Analytic results for planar three-loop integrals for massive form factors
Johannes M. Henn, Alexander V. Smirnov, Vladimir A. Smirnov
TL;DR
The paper addresses analytic evaluation of planar three-loop Feynman integrals contributing to heavy-quark form factors with two on-shell legs ($p_1^2=p_2^2=m^2$). It employs the differential equations approach in a uniformly transcendental basis to obtain analytic results, using a four-letter alphabet in the differential equations and solving via Chen iterated integrals and Goncharov polylogarithms. The main results are 90 master integrals at general momentum transfer $q^2$ expressed in multiple polylogarithms, and 51 threshold master integrals at $q^2=4m^2$ expressed in terms of Goncharov polylogarithms at unity with indices drawn from a seven-letter alphabet including sixth roots of unity.

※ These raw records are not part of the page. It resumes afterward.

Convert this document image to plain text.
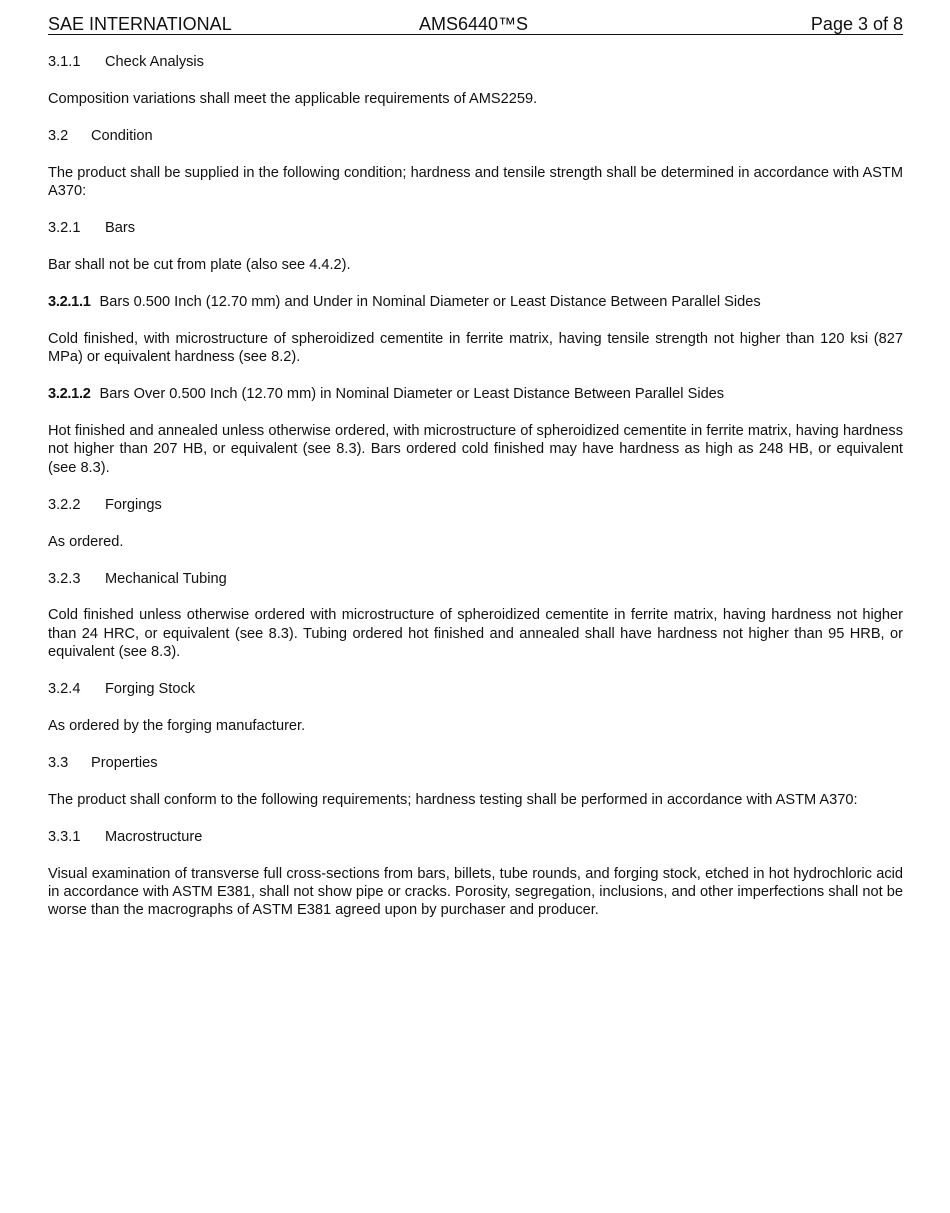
SAE INTERNATIONAL	AMS6440™S	Page 3 of 8

3.1.1 Check Analysis

Composition variations shall meet the applicable requirements of AMS2259.

3.2 Condition

The product shall be supplied in the following condition; hardness and tensile strength shall be determined in accordance with ASTM A370:

3.2.1 Bars

Bar shall not be cut from plate (also see 4.4.2).

3.2.1.1 Bars 0.500 Inch (12.70 mm) and Under in Nominal Diameter or Least Distance Between Parallel Sides

Cold finished, with microstructure of spheroidized cementite in ferrite matrix, having tensile strength not higher than 120 ksi (827 MPa) or equivalent hardness (see 8.2).

3.2.1.2 Bars Over 0.500 Inch (12.70 mm) in Nominal Diameter or Least Distance Between Parallel Sides

Hot finished and annealed unless otherwise ordered, with microstructure of spheroidized cementite in ferrite matrix, having hardness not higher than 207 HB, or equivalent (see 8.3). Bars ordered cold finished may have hardness as high as 248 HB, or equivalent (see 8.3).

3.2.2 Forgings

As ordered.

3.2.3 Mechanical Tubing

Cold finished unless otherwise ordered with microstructure of spheroidized cementite in ferrite matrix, having hardness not higher than 24 HRC, or equivalent (see 8.3). Tubing ordered hot finished and annealed shall have hardness not higher than 95 HRB, or equivalent (see 8.3).

3.2.4 Forging Stock

As ordered by the forging manufacturer.

3.3 Properties

The product shall conform to the following requirements; hardness testing shall be performed in accordance with ASTM A370:

3.3.1 Macrostructure

Visual examination of transverse full cross-sections from bars, billets, tube rounds, and forging stock, etched in hot hydrochloric acid in accordance with ASTM E381, shall not show pipe or cracks. Porosity, segregation, inclusions, and other imperfections shall not be worse than the macrographs of ASTM E381 agreed upon by purchaser and producer.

Threshold matching is achieved by expansion by regions and a careful DE analysis near the singular point $x=-1$, including a naive derivative trick to access single-scale contributions. The work provides analytic data and ancillary files enabling precise three-loop computations in heavy-quark form factors and informs future extensions to related kinematics.
Abstract
We use the method of differential equations to analytically evaluate all planar three-loop Feynman integrals relevant for form factor calculations involving massive particles. Our results for ninety master integrals at general $q^2$ are expressed in terms of multiple polylogarithms, and results for fiftyone master integrals at the threshold $q^2=4m^2$ are expressed in terms of multiple polylogarithms of argument one, with indices equal to zero or to a sixth root of unity.